Charles Bramesco has come to a similar conclusion. “I’ve observed that the big difference between this virus and 9/11 is that unlike with terrorists, we can’t do anything to show the virus that we’re not afraid,” he says. As an ‘enemy,’ this virus presents a unique hurdle: there’s nothing to defeat -- regardless of what the Trump administration’s adoption of war-like rhetoric, or Boris Johnson’s wannabe Churchill persona, might have you believe. “I think retreating into life-as-usual or an escapist fantasy improving on it, was suggested as a way to fight back,” Charles adds. “In this situation, the opposite is true. The virus is here, now, everywhere.”

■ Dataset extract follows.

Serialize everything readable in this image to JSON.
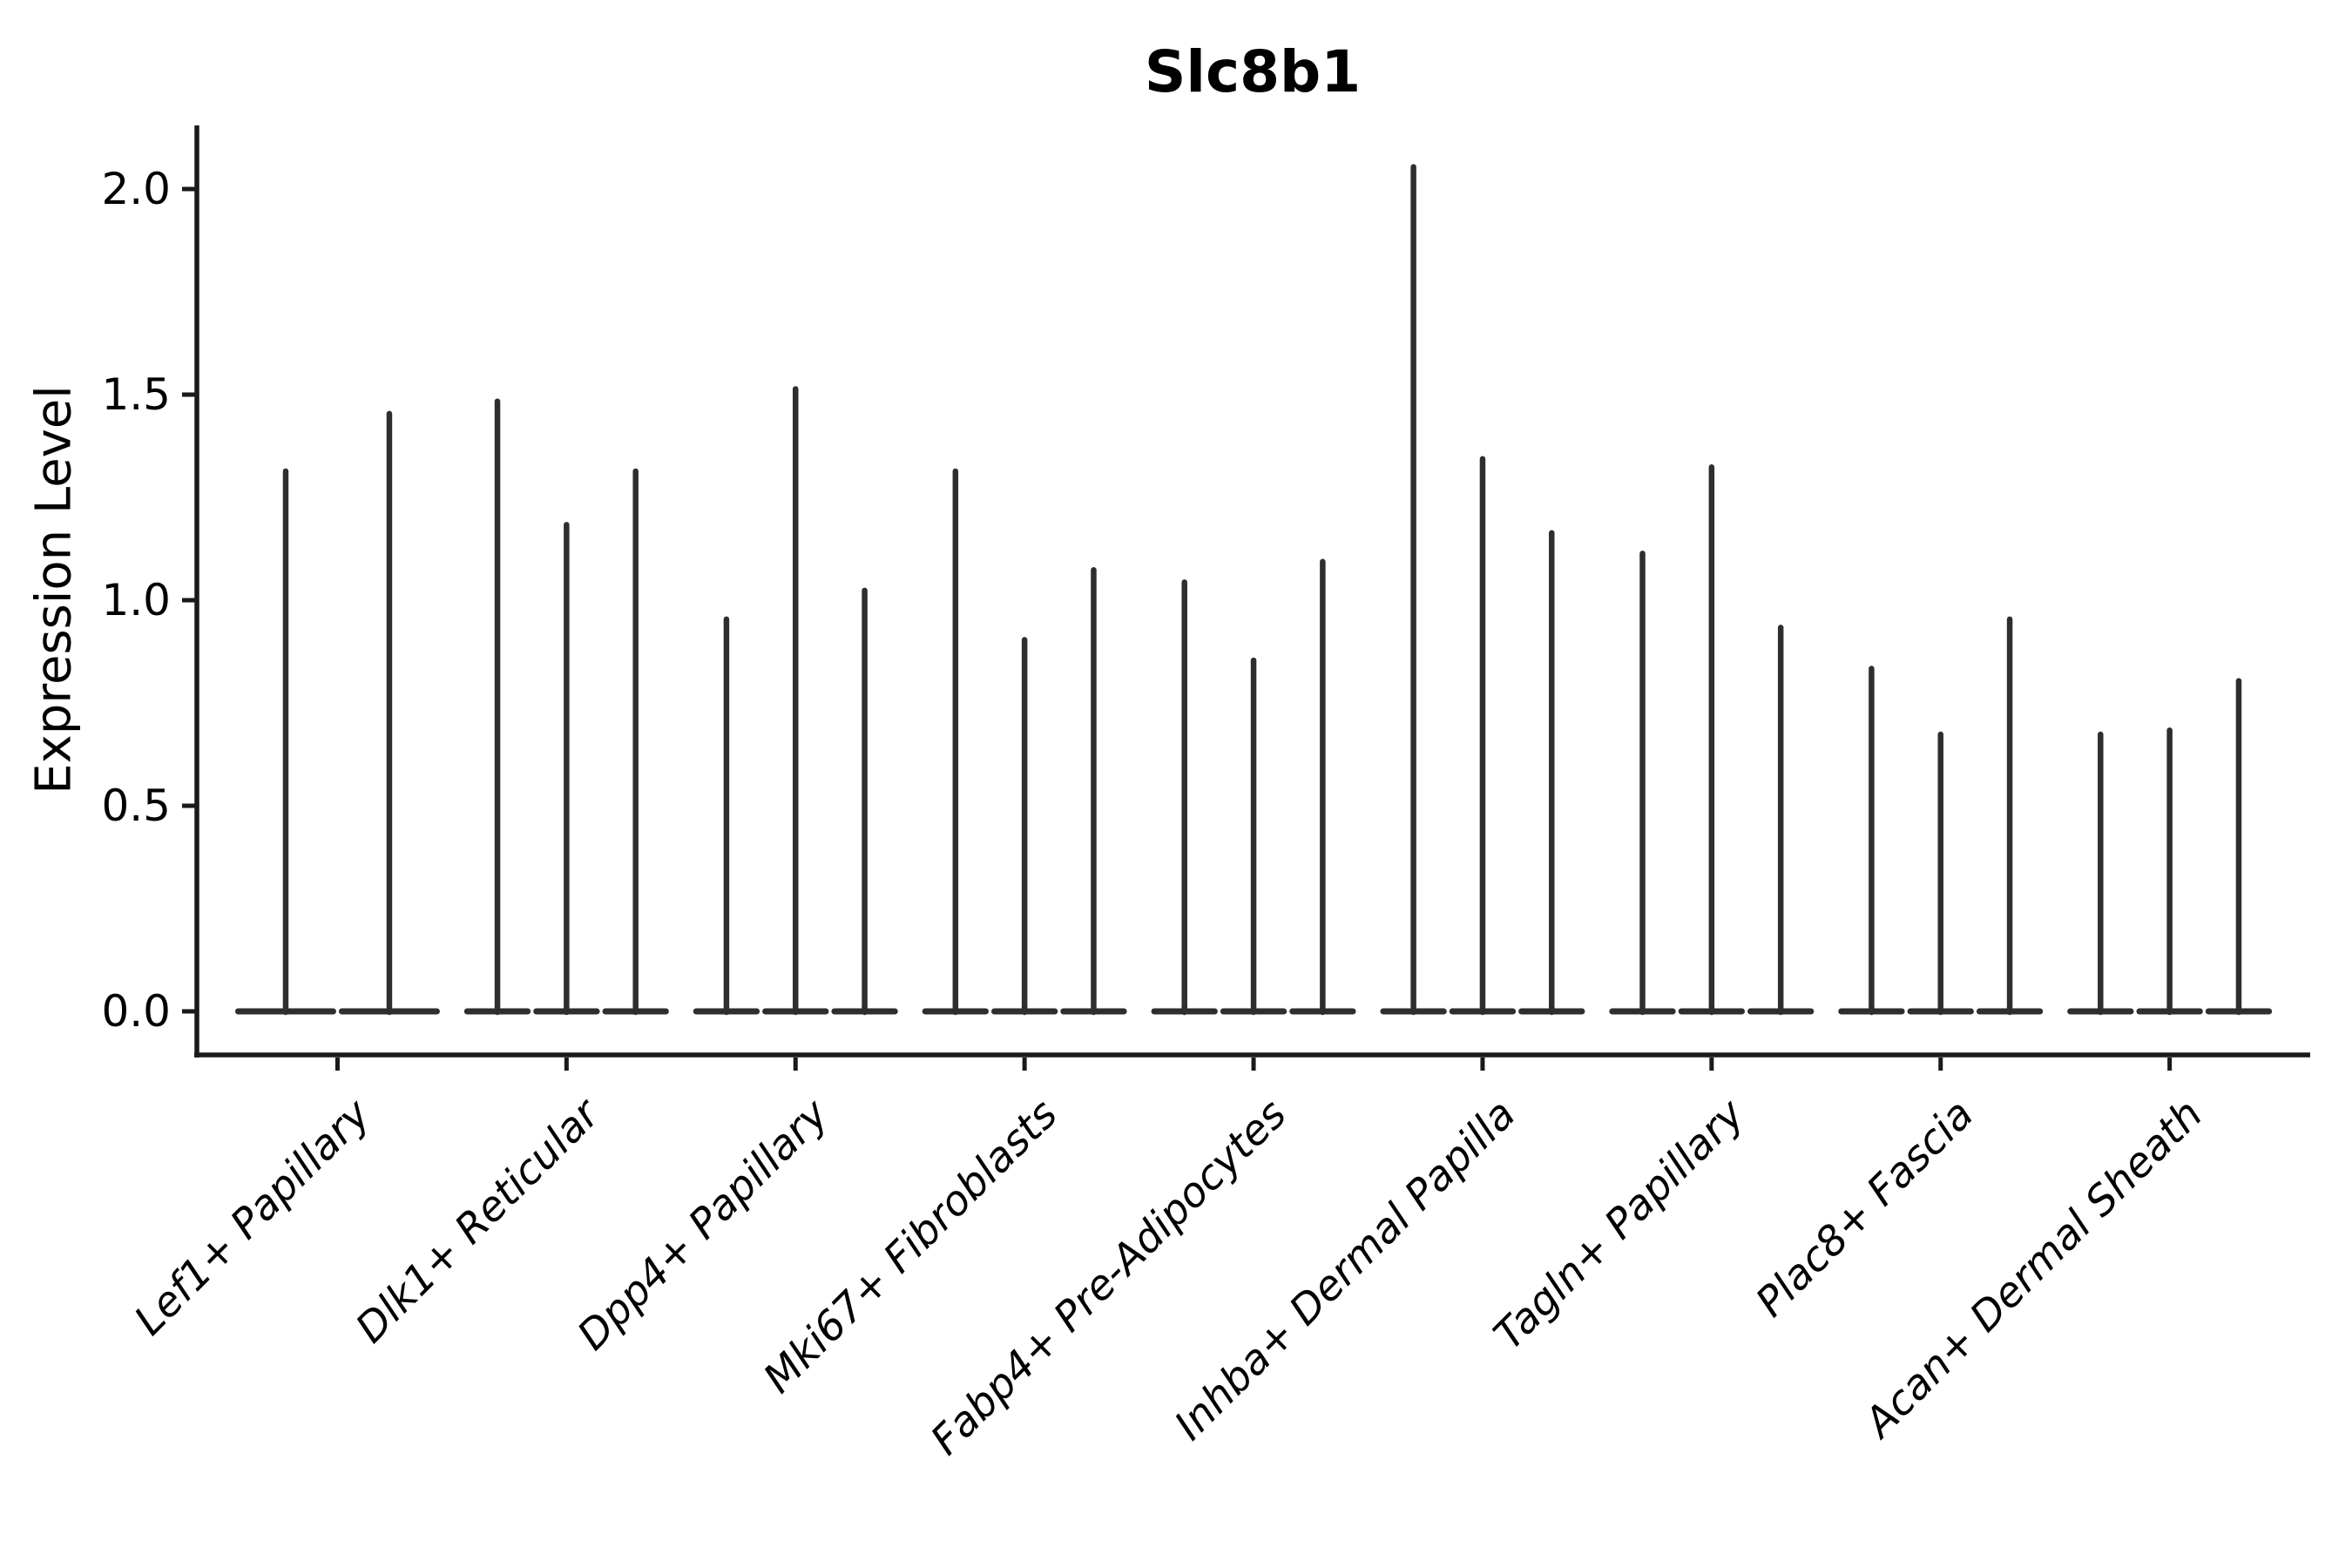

Perhaps, then, the structural simplicity of such Hollywood narratives as Contagion and Outbreak, more than anything, is what makes them so attractive. They frame viruses as an enemy in a way that we can’t in real-time; in Contagion, Soderbergh manifests villainy out of empty space, his camera lingering on doorknobs and rails, images suggestive of microbial antagonists. It allows us to visualise the invisible enemy towards which we so need to direct our collective ire. In visualising such a simple opposition, we can envision a return to normality after all of this blows over. At least to some degree.